Da “Paese di Frontiera” di Dino Menichini, capoverso 2.
Non urla più la bora che pur ieri vorticava in un folle carosello
l’ultima neve, i cani non abbaiano più: sugli orti è sceso
un silenzio incredibile, la vita sarebbe una parvenza se oltre i vetri
della tua casa i lumi del presepio non dicessero oggi una precisa
data di fine anno. Dòbar Bosìč sussurro, e trasalisco
ritrovando la tua nella mia voce. An tebè, pure a te il Natale porti
serenità e letizia, questa pace che i lumi del presepio intorno effondono
sia con te oggi e sempre.
Da quanti anni, da un tempo immemorabile, il povero paese di frontiera
si restringe ancor più nel mite lume del Natale che dona dolci e neve
ai bambini, una festa di pensieri, il riposo di un giorno alla fatica.

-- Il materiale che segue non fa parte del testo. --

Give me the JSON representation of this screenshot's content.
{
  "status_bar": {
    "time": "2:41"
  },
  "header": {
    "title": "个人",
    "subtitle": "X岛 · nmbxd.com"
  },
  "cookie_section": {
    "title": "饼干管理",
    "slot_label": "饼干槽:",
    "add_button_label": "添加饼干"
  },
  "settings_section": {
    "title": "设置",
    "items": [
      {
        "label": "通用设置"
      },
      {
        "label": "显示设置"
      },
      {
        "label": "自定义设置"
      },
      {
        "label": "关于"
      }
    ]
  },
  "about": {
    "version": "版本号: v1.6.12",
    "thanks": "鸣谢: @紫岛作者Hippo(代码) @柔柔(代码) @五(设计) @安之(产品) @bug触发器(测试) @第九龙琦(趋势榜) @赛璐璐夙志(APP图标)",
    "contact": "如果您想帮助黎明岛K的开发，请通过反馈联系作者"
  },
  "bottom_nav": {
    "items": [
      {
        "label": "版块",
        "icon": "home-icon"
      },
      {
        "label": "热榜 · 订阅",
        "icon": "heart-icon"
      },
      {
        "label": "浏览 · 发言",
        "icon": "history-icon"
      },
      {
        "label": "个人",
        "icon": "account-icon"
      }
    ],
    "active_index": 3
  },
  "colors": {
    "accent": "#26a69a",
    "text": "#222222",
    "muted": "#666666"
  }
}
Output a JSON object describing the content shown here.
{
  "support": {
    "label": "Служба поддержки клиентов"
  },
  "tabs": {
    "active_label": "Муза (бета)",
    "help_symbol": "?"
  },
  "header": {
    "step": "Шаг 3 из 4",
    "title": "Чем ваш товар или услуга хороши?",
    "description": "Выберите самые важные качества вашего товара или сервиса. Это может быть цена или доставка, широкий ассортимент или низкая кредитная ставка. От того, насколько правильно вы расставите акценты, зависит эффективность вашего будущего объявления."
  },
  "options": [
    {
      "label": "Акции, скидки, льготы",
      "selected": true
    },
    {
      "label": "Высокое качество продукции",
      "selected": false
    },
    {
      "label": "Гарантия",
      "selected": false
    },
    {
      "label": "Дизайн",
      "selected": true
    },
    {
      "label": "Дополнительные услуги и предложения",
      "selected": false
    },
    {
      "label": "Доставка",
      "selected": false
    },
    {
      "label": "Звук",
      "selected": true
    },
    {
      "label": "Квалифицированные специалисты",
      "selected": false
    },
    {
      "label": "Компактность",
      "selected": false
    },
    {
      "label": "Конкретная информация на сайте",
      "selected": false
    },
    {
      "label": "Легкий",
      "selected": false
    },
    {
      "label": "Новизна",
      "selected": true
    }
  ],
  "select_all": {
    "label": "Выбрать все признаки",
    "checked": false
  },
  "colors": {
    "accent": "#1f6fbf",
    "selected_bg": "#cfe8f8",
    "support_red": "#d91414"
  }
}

Finalmente una tregua anche per te che salivi nel bosco perché il tavolo
avesse muschio in abbondanza e il grande abete raggiungesse
il soffitto. Lievissime le dita disponevano ghiaia e statuine
intorno alla capanna di Gesù, multicolori globi e caramelle
fra i rami dell’eccelso albero di Natale. Io specchiavo
nei tuoi occhi ridenti la segreta sorda invidia del povero che sa
di avere della festa la più piccola briciola. Eppure lieto
Dòbar Bosič ti sussurravo, e attendere
la risposta An tebè, e il tuo bacio, era il Natale più vero.